Was Eltern können sollen

Elterliche Kompetenzen lassen sich nicht einfach „erlernen“. Ihre Entwicklung hängt immer auch von gesellschaftlichen Normen, ökonomischen Umständen und von den konkreten Beziehungen der Beteiligten ab.

Was sollen Eltern heute können? Die Antworten auf diese Fragen sind in der Regel aus gutem Grund wenig konkret. Es geht eher um generalisierte als um spezifische Fähigkeiten wie etwa Kochen, Kartenspielen oder die Demonstration mathematischer Kenntnisse. Die geforderten elterlichen Kompetenzen fallen in verschiedene Bereiche:

  • Alltagskompetenz – die Fähigkeit, mit alltäglichen häuslichen und Umweltanforderungen (Geldverwaltung, Einkauf, Ernährung, Hygiene, Wohnen,…) flexibel und effektiv umzugehen,
  • pädagogische Kompetenz – die Fähigkeit, sich kommunikativ und erzieherisch auf die Interessen und Entwicklungschancen von Kindern einzustellen und ihren Entwicklungsprozess positiv zu beeinflussen. Kommunikativ bedeutet in diesem Zusammenhang vor allem: mit dem Kind reden, ihm die Grundzüge des eigenen Handelns vermitteln und erklären, ihm zuzuhören und seine Sicht der Dinge in das eigene elterliche Handeln einbeziehen,
  • soziale Kompetenz – die Fähigkeit, soziale Kontakte zu knüpfen, zu erhalten und positiv zu gestalten, um nicht in Isolation zu geraten, um eigene Interessen vertreten und sich Unterstützung holen zu können. Dabei geht es natürlich in erster Linie um Kontakte zu anderen Eltern und Kindern, aber auch um die Beziehungen zu pädagogischen und anderen Fachkräften,
  • kognitive und fachliche Kompetenz – die Fähigkeit, Erfahrungen und Wissen zu sammeln und auf neue Situationen anzuwenden, um so den Wissenserwerb der Kinder optimal zu unterstützen. Dazu gehört auch die Bereitschaft zur intellektuellen Weiterentwicklung,
  • Bewältigungskompetenz – die Fähigkeit, mit kritischen Lebenssituationen, Beeinträchtigungen und Verlusten umzugehen und fertig zu werden, ohne in Resignation oder Depression zu fallen,
  • Bewertungs- und Veränderungskompetenz – die Fähigkeit, Dinge, Verhältnisse, Entwicklungen….in der Umwelt wahrzunehmen und sicher zu beurteilen, verbunden mit der Kontrolle über das eigene Verhalten und der Überzeugung von der eigenen Wirksamkeit.

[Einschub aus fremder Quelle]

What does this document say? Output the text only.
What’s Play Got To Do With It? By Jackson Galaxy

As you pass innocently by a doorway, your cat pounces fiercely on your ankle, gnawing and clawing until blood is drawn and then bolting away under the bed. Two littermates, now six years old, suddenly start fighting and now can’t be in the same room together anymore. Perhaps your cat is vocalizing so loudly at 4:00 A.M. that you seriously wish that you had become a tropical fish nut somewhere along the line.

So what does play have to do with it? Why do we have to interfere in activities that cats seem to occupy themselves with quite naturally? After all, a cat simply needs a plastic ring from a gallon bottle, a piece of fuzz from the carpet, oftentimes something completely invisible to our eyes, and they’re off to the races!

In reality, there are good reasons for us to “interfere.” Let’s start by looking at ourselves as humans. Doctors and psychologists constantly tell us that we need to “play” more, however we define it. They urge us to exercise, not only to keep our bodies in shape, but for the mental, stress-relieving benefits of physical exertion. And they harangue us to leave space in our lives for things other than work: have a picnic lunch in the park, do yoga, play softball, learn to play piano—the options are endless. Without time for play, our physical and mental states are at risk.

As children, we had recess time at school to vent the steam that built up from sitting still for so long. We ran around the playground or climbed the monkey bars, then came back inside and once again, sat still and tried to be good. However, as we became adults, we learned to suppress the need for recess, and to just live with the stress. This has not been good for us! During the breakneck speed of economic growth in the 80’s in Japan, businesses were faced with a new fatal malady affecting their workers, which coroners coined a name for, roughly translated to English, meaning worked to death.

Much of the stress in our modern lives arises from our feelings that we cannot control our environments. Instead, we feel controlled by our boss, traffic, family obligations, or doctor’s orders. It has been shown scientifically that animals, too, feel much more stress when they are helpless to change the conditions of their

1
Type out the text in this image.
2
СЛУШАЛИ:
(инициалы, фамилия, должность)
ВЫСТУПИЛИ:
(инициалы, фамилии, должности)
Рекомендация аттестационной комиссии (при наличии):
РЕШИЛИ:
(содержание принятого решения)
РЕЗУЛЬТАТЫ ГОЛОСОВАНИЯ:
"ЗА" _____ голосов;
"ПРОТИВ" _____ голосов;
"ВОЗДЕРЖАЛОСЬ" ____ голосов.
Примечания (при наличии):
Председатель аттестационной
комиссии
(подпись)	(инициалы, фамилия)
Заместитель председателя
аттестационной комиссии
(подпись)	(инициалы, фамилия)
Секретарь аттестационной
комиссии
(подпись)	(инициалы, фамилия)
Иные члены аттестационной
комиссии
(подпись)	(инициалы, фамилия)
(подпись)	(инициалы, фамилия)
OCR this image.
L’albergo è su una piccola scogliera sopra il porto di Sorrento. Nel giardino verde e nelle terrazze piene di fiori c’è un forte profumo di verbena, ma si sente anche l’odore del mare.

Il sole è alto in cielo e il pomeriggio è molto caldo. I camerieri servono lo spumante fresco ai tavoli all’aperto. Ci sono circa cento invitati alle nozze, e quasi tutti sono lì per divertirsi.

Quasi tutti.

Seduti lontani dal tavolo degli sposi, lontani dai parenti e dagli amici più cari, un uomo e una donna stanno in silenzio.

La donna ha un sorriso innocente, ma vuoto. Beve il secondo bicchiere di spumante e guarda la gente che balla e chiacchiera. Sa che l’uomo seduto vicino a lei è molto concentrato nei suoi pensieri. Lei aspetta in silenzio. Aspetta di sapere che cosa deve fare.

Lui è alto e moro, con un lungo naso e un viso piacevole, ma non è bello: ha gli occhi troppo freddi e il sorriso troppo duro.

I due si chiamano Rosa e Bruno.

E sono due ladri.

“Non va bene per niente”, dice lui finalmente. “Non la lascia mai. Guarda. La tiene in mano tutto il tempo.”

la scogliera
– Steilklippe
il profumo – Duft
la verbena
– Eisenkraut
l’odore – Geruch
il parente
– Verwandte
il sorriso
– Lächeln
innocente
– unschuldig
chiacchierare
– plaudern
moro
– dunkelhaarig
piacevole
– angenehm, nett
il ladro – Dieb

Darüber hinaus geht es hier auch um den Aufbau und die Erhaltung oder Modifizierung eines adäquaten Selbstbildes sowie um die Entwicklung und Aufrechterhaltung einer realistischen Lebensperspektive.

Beim Nachdenken darüber, wie sich diese elterlichen Kompetenzen stärken ließen, gilt es einige wichtige Punkte zu berücksichtigen.

Erstens sind elterliche Kompetenzen keine feststehenden Sachverhalte, sondern grundsätzlich und immer soziale Konstruktionen: Was wir als Kompetenzen benennen – oder sie jemandem absprechen – ist immer auch von unserer Beobachtungsperspektive abhängig. So kann die frühe Pflicht von Kindern, an der Versorgung von jüngeren Geschwistern mitzuarbeiten, einerseits als Unterstützung sozialer Kompetenzen beim Kind, vielleicht aber auch als nicht kindgerechte Überforderung beschrieben werden. Die strenge Handhabung von Regeln und Strafen kann als ungerechtfertigte Härte Kindern gegenüber erscheinen, aber auch als Übernahme von Verantwortung für die geistig-moralische Entwicklung des Nachwuchses. Ob das Verhalten von Eltern kompetent ist oder eher ein Versagen darstellt, lässt sich also nicht ohne die Einbeziehung des jeweiligen gesellschaftlichen Rahmens beurteilen. Gerade in der Umbruchsituation der 60er und 70er Jahre, in der heute aktuelle pädagogische Forderungen erstmals auf breiter Basis ausformuliert wurden, standen sehr unterschiedliche normative Konstruktionen elterlicher Kompetenzen nebeneinander, die um die dominante Position in der Gesellschaft kämpften. Die gegenwärtig als einmütig anmutende Sicht der elterlichen Kompetenzen kann also keineswegs einen „objektiven“ Status beanspruchen.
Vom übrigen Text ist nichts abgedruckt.